Merkx vervolgt: “De digitaliseringsslag van de lijst biedt ruimte voor een verlaagd btw-tarief op het live-streamen van events, zoals theatervoorstellingen en concerten, het webcasten van radio- of televisieprogramma’s via internet, het streamen van sportevenementen en het online verzorgen van sportlessen. Vanaf 1 januari 2025 is de plaats van dienst bij virtuele evenementen de plaats waar de afnemer van de dienst woont of is gevestigd. De plaats van dienst-problematiek die is ontstaan na het arrest Geelen is dan opgelost. Door dit arrest zijn dit soort virtuele evenementen namelijk belast in het land van de organisator, die waar ook ter wereld gevestigd kan zijn, dus ook in een land dat geen btw heft.”

Meer gelijkheid

Met de modernisering van de btw-tarieven ontstaat meer gelijkheid binnen de EU. Lidstaten die nu vanwege overgangsrecht of een derogatie afwijkende tarieven voor bepaalde producten of diensten hanteren mogen dit onder voorwaarden blijven doen, maar andere lidstaten mogen hier dan ook voor kiezen, mits zij dit op tijd aangeven.

Spraakmakend

In een reactie laat de Europese Commissie weten blij te zijn met het bereikte akkoord in de Ecofinraad over het nieuwe btw-tarievenstelsel binnen de EU. “Het akkoord is absoluut spraakmakend te noemen,” zegt Merkx. “Het beleid was er altijd op gericht om de tarieven naar elkaar toe te laten groeien. Maar nu in de btw is afgestapt van het oorspronglandbeginsel en we steeds meer toegaan naar het bestemmingslandbeginsel, is dit niet meer noodzakelijk en kunnen tarieven meer van elkaar afwijken.

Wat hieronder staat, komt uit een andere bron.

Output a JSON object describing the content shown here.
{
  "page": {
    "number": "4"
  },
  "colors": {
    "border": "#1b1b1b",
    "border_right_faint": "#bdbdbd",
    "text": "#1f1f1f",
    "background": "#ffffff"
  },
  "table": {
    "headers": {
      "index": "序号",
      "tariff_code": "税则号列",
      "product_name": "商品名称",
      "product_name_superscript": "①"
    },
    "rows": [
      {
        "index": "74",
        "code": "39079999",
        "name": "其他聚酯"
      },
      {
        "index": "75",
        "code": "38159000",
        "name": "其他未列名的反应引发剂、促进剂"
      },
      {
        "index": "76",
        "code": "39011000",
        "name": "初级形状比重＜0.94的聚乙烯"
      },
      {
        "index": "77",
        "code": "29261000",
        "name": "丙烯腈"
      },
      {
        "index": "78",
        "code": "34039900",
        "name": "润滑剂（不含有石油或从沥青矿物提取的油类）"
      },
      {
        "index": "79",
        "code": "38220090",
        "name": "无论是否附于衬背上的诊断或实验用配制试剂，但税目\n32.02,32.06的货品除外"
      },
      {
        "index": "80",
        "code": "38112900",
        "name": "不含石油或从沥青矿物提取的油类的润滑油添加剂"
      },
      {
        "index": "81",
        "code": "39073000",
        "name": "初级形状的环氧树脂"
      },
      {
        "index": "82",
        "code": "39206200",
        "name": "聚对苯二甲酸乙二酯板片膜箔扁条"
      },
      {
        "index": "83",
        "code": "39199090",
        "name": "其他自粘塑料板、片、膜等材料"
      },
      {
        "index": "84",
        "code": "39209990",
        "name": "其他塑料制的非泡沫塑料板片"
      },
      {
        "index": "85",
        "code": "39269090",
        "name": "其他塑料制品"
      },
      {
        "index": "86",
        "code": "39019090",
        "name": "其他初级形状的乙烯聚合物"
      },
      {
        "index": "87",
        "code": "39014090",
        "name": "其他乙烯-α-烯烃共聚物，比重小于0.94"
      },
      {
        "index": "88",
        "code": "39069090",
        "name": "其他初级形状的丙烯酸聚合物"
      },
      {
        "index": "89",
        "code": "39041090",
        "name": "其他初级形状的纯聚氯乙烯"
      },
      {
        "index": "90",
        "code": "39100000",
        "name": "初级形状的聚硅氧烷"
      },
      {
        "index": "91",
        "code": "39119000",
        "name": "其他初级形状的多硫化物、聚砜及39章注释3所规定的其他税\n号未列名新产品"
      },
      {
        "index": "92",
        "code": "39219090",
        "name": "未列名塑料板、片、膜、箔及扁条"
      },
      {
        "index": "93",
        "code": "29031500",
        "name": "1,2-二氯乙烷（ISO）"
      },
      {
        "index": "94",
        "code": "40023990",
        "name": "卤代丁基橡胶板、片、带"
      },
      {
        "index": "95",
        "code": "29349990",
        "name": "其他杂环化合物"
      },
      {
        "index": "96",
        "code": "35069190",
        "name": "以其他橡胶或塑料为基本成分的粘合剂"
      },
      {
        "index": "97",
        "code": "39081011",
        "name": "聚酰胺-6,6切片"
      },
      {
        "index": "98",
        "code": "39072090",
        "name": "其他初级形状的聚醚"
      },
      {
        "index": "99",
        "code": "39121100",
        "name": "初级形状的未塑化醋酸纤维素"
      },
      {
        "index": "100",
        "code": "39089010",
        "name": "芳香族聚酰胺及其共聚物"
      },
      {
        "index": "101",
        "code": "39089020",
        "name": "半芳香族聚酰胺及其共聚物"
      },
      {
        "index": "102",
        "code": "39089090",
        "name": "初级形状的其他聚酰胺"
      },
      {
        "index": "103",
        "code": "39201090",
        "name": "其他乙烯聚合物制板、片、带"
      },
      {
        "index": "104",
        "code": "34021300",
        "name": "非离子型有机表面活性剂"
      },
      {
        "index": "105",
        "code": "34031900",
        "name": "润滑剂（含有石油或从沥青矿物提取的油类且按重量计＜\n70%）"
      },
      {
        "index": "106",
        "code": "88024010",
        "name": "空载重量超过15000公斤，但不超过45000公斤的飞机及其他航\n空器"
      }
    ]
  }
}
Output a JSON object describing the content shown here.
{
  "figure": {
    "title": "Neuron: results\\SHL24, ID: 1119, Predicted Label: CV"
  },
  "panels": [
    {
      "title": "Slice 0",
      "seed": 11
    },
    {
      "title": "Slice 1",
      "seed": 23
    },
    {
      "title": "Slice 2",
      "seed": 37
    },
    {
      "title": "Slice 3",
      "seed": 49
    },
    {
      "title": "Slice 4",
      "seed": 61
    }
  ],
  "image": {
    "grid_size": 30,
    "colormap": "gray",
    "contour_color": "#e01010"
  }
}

Veel lidstaten willen meer vrijheden en meer gelijkheid en dat kan in het nieuwe stelsel, maar of lidstaten en wij als consumenten daar uiteindelijk ook beter van worden? Ik ben bang van niet.”

Keuzestress en toenemende complexiteit

Merkx is geen voorstander van het nieuwe btw-tarievenstelsel. Zij ziet de nodige beren op de weg, want meer flexibiliteit om je tariefbeleid in te vullen, levert meer keuzestress op. "De discussie over welk btw-tarief van toepassing is op welk product of welke dienst wordt nog meer verplaatst naar belangengroeperingen, naar lobbyisten en naar de politiek. De vraag om een super-verlaagd of nultarief toe te passen op een bepaald product of dienst omdat een andere lidstaat dit ook hanteert, kan de staatssecretaris van Financiën straks niet meer simpelweg afdoen met het antwoord dat dit volgens de btw-richtlijn niet kan. En hoe meer verschillende tarieven en hoe groter de tariefverschillen tussen lidstaten, hoe lastiger de toepassing voor ondernemers vooral bij grensoverschrijdende activiteiten.”

Naast meer discussies in de Tweede Kamer voorziet Merkx dan ook een toenemende complexiteit. “Bovendien is het maar de vraag of een (super-)verlaagd btw-tarief of een nultarief wel ten goede komt aan de eindconsument. Het is niet gezegd dat ondernemers dit voordeel ook doorzetten in de vorm van een prijsverlaging. En onderzoek toont aan dat gerichte subsidies effectiever zijn dan een verlaging van het btw-tarief als je bijvoorbeeld bepaalde duurzaamheidsdoelstellingen wil bereiken.”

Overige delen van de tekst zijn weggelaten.